Но Василий Николаич за все радушие хозяйки отплачивает самою черною неблагодарностью. Он тут же распускает слух, что собственными глазами видел, как собирали с полу упавшее с блюда желе и укладывали вновь на блюдо, с очевидным намерением отравить им гостей. Марья Ивановна терпит пытку, потому что гарнизонные офицеры, оставшиеся за штатом и больше всех других заслужившие право на ужин, в голодной тоске переглядываются друг с другом.

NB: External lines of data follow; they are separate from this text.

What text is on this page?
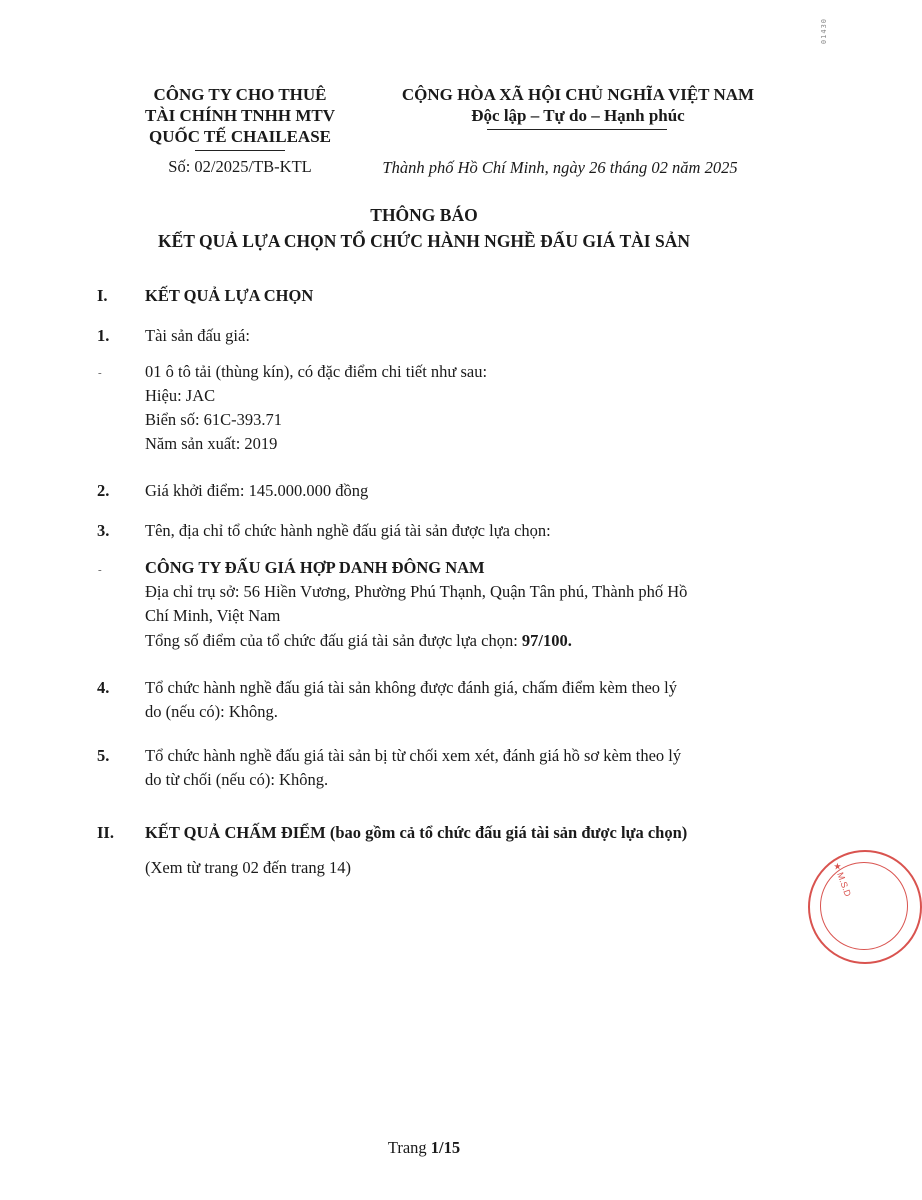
01430
CÔNG TY CHO THUÊ
TÀI CHÍNH TNHH MTV
QUỐC TẾ CHAILEASE
Số: 02/2025/TB-KTL
CỘNG HÒA XÃ HỘI CHỦ NGHĨA VIỆT NAM
Độc lập – Tự do – Hạnh phúc
Thành phố Hồ Chí Minh, ngày 26 tháng 02 năm 2025
THÔNG BÁO
KẾT QUẢ LỰA CHỌN TỔ CHỨC HÀNH NGHỀ ĐẤU GIÁ TÀI SẢN
I. KẾT QUẢ LỰA CHỌN
1. Tài sản đấu giá:
-	01 ô tô tải (thùng kín), có đặc điểm chi tiết như sau:
Hiệu: JAC
Biển số: 61C-393.71
Năm sản xuất: 2019
2. Giá khởi điểm: 145.000.000 đồng
3. Tên, địa chỉ tổ chức hành nghề đấu giá tài sản được lựa chọn:
-	CÔNG TY ĐẤU GIÁ HỢP DANH ĐÔNG NAM
Địa chỉ trụ sở: 56 Hiền Vương, Phường Phú Thạnh, Quận Tân phú, Thành phố Hồ
Chí Minh, Việt Nam
Tổng số điểm của tổ chức đấu giá tài sản được lựa chọn: 97/100.
4. Tổ chức hành nghề đấu giá tài sản không được đánh giá, chấm điểm kèm theo lý
do (nếu có): Không.
5. Tổ chức hành nghề đấu giá tài sản bị từ chối xem xét, đánh giá hồ sơ kèm theo lý
do từ chối (nếu có): Không.
II. KẾT QUẢ CHẤM ĐIỂM (bao gồm cả tổ chức đấu giá tài sản được lựa chọn)
(Xem từ trang 02 đến trang 14)	★ M.S.D
Trang 1/15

– Что, брат! – говорит Василий Николаич прапорщику Коловоротову, – видно, не заслужил! а мы вот, видишь, какую индейку тут кушаем!
– Вам сейчас подадут, господа! – лебезит Марья Ивановна, – уж вы покушайте стоя, как бог послал!
– Дожидайся – подадут! – отзывается Василий Николаич.
И действительно, блюда проходят мимо «сверхштатных» совершенно опустошенными, и ужин оканчивается, не уделив им ни единой крупицы.
Надо отдать полную справедливость Марье Ивановне: она тоже ничего не ела.

 

– Ух, скуки-то, скуки-то! – говорит господин Змеищев, сходя по лестнице.
– А каков ужин-то? – спрашивает Василий Николаич у Харченки, который идет понурив голову…
– В самом деле… ах, срам какой! – замечает Порфирий Петрович.
– А я-то старался, всех удерживал, – говорит Василий Николаич.
Все смеются.
– Ну, уж «приятное» семейство! – раздается чей-то голос в толпе.